Like Drs Goleman and Damaso, Shapiro recognizes: ” that powerful
negative emotions can serve an adaptive role, such as impressing upon us how to avoid danger. Shapiro believes that our information-processing systems provide a natural method for integrating distressing events, allowing us to maintain mental and physical balance and to function effectively. However, she believes that strong emotional events can overwhelm our natural mechanism and cause the processing to become stuck in our nervous system.”
The above has made me a fan of Cognitive Therapy. ” Cognitive Therapy ultimately changes our emotional responses by changing our core beliefs.”
“Core beliefs are the inner instruction manual we unconsciously refer to in order to determine our responses.

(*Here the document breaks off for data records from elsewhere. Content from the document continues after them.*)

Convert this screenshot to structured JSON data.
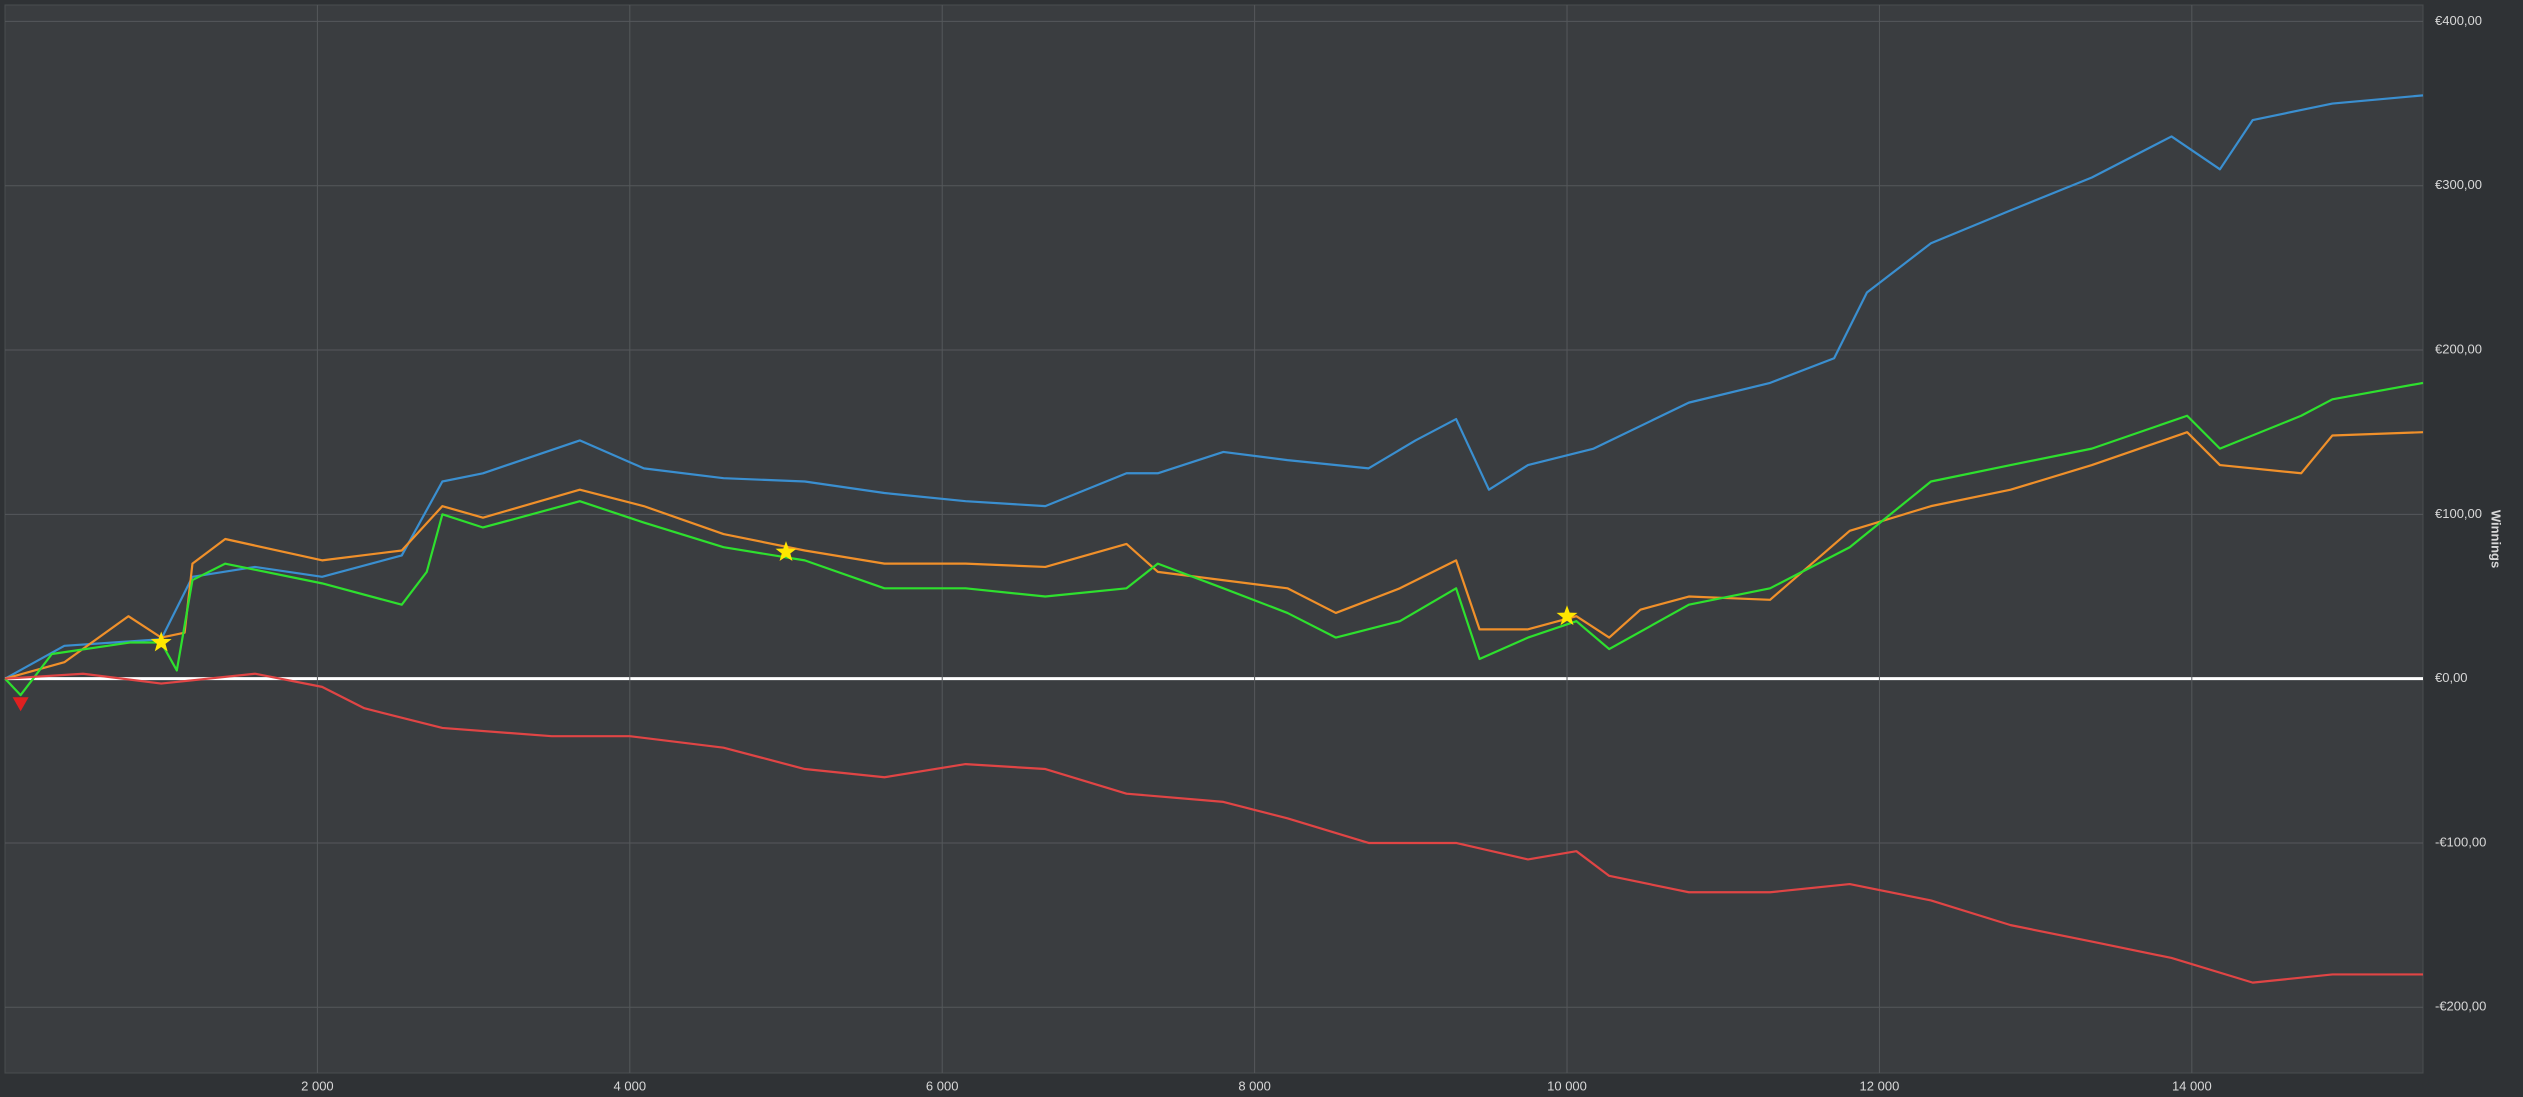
{
  "chart_data": {
    "type": "line",
    "y_axis_label": "Winnings",
    "xlim": [
      0,
      15480
    ],
    "ylim": [
      -240,
      410
    ],
    "xticks": [
      {
        "value": 2000,
        "label": "2 000"
      },
      {
        "value": 4000,
        "label": "4 000"
      },
      {
        "value": 6000,
        "label": "6 000"
      },
      {
        "value": 8000,
        "label": "8 000"
      },
      {
        "value": 10000,
        "label": "10 000"
      },
      {
        "value": 12000,
        "label": "12 000"
      },
      {
        "value": 14000,
        "label": "14 000"
      }
    ],
    "yticks": [
      {
        "value": -200,
        "label": "-€200,00"
      },
      {
        "value": -100,
        "label": "-€100,00"
      },
      {
        "value": 0,
        "label": "€0,00"
      },
      {
        "value": 100,
        "label": "€100,00"
      },
      {
        "value": 200,
        "label": "€200,00"
      },
      {
        "value": 300,
        "label": "€300,00"
      },
      {
        "value": 400,
        "label": "€400,00"
      }
    ],
    "grid": true,
    "series": [
      {
        "color": "#3a8fd0",
        "x": [
          0,
          380,
          1000,
          1200,
          1600,
          2030,
          2540,
          2800,
          3060,
          3680,
          4090,
          4600,
          5120,
          5630,
          6150,
          6660,
          7180,
          7380,
          7800,
          8210,
          8730,
          9030,
          9290,
          9500,
          9750,
          10170,
          10780,
          11300,
          11710,
          11920,
          12330,
          12840,
          13360,
          13870,
          14180,
          14390,
          14900,
          15480
        ],
        "values": [
          0,
          20,
          24,
          62,
          68,
          62,
          75,
          120,
          125,
          145,
          128,
          122,
          120,
          113,
          108,
          105,
          125,
          125,
          138,
          133,
          128,
          145,
          158,
          115,
          130,
          140,
          168,
          180,
          195,
          235,
          265,
          285,
          305,
          330,
          310,
          340,
          350,
          355
        ]
      },
      {
        "color": "#f0902a",
        "x": [
          0,
          380,
          790,
          1000,
          1150,
          1200,
          1410,
          2030,
          2540,
          2800,
          3060,
          3680,
          4090,
          4600,
          5120,
          5630,
          6150,
          6660,
          7180,
          7380,
          8210,
          8520,
          8930,
          9290,
          9440,
          9750,
          10060,
          10270,
          10470,
          10780,
          11300,
          11810,
          12330,
          12840,
          13360,
          13970,
          14180,
          14700,
          14900,
          15480
        ],
        "values": [
          0,
          10,
          38,
          25,
          28,
          70,
          85,
          72,
          78,
          105,
          98,
          115,
          105,
          88,
          78,
          70,
          70,
          68,
          82,
          65,
          55,
          40,
          55,
          72,
          30,
          30,
          38,
          25,
          42,
          50,
          48,
          90,
          105,
          115,
          130,
          150,
          130,
          125,
          148,
          150
        ]
      },
      {
        "color": "#2ee02e",
        "x": [
          0,
          100,
          300,
          800,
          1000,
          1100,
          1200,
          1410,
          2030,
          2540,
          2700,
          2800,
          3060,
          3680,
          4090,
          4600,
          5120,
          5630,
          6150,
          6660,
          7180,
          7380,
          7800,
          8210,
          8520,
          8930,
          9290,
          9440,
          9750,
          10060,
          10270,
          10780,
          11300,
          11810,
          12330,
          12840,
          13360,
          13970,
          14180,
          14700,
          14900,
          15480
        ],
        "values": [
          0,
          -10,
          15,
          22,
          22,
          5,
          60,
          70,
          58,
          45,
          65,
          100,
          92,
          108,
          95,
          80,
          72,
          55,
          55,
          50,
          55,
          70,
          55,
          40,
          25,
          35,
          55,
          12,
          25,
          35,
          18,
          45,
          55,
          80,
          120,
          130,
          140,
          160,
          140,
          160,
          170,
          180
        ]
      },
      {
        "color": "#e04545",
        "x": [
          0,
          500,
          1000,
          1600,
          2030,
          2300,
          2800,
          3500,
          4000,
          4600,
          5120,
          5630,
          6150,
          6660,
          7180,
          7800,
          8210,
          8730,
          9290,
          9750,
          10060,
          10270,
          10780,
          11300,
          11810,
          12330,
          12840,
          13360,
          13870,
          14390,
          14900,
          15480
        ],
        "values": [
          0,
          3,
          -3,
          3,
          -5,
          -18,
          -30,
          -35,
          -35,
          -42,
          -55,
          -60,
          -52,
          -55,
          -70,
          -75,
          -85,
          -100,
          -100,
          -110,
          -105,
          -120,
          -130,
          -130,
          -125,
          -135,
          -150,
          -160,
          -170,
          -185,
          -180,
          -180
        ]
      }
    ],
    "markers": [
      {
        "x": 100,
        "y": -15,
        "symbol": "triangle",
        "color": "#e02020"
      },
      {
        "x": 1000,
        "y": 22,
        "symbol": "star",
        "color": "#ffe600"
      },
      {
        "x": 5000,
        "y": 77,
        "symbol": "star",
        "color": "#ffe600"
      },
      {
        "x": 10000,
        "y": 38,
        "symbol": "star",
        "color": "#ffe600"
      }
    ]
  }
}
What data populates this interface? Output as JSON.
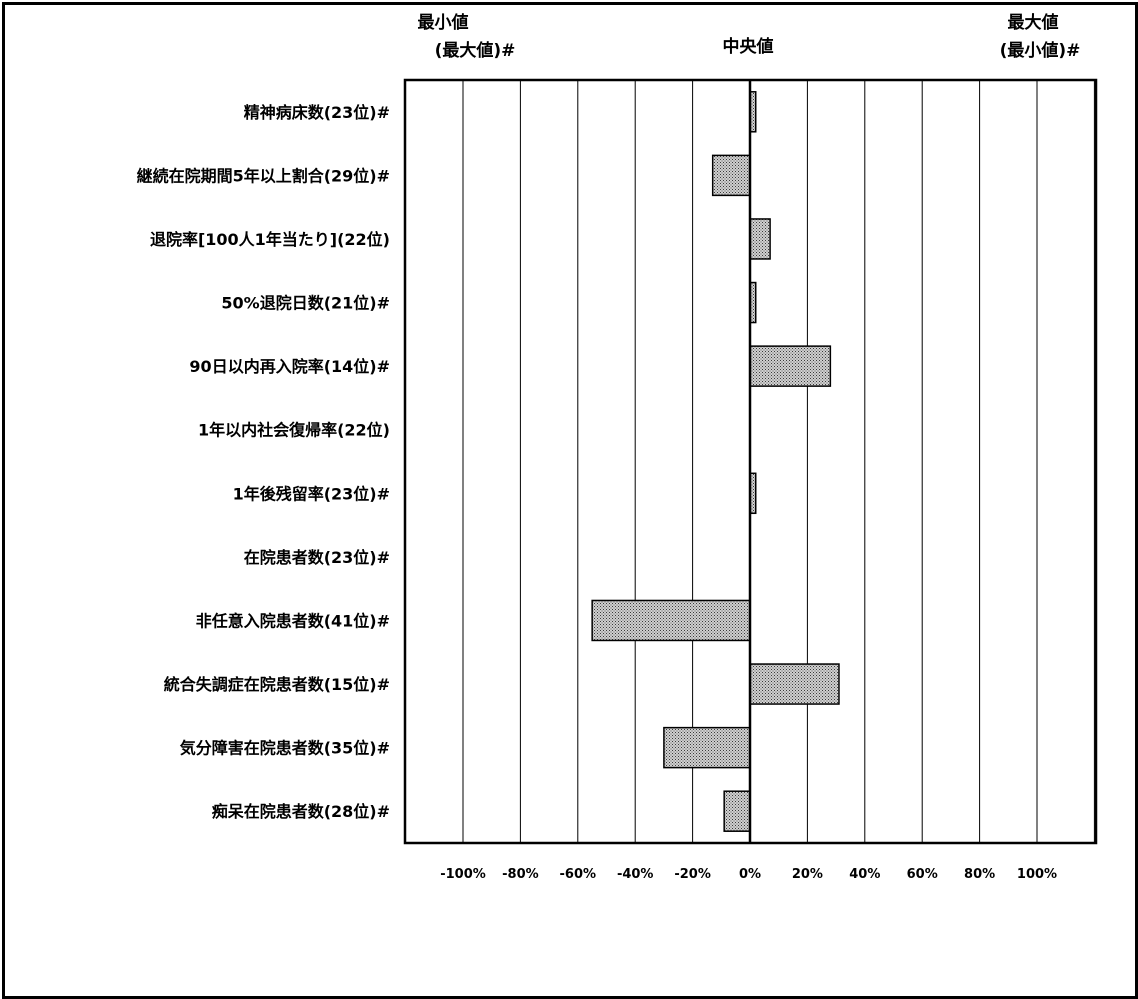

They are the source of the ingrained automatic thought patterns that dictate our responses to daily events and circumstances. Our automatic thoughts trigger our responses so quickly that we often register only the emotions, and not the thought that provoked it.”
” Changing thoughts through Cognitive Therapy is not for sissies. It is kind of like bending steel, mechanically shaping through sheer will and effort. It takes the unproductive thought and slowly bends it so that it’s altered.”
The good news is that ‘Instant Emotional Healing’ offers practical exercises to help. “We are not working to change the stubborn thoughts themselves. We are clearing the disturbance in the body’s energy that keeps them trapped and produces the physical stimulus that leads to emotional distress. We are clearing a path by which they can exit.”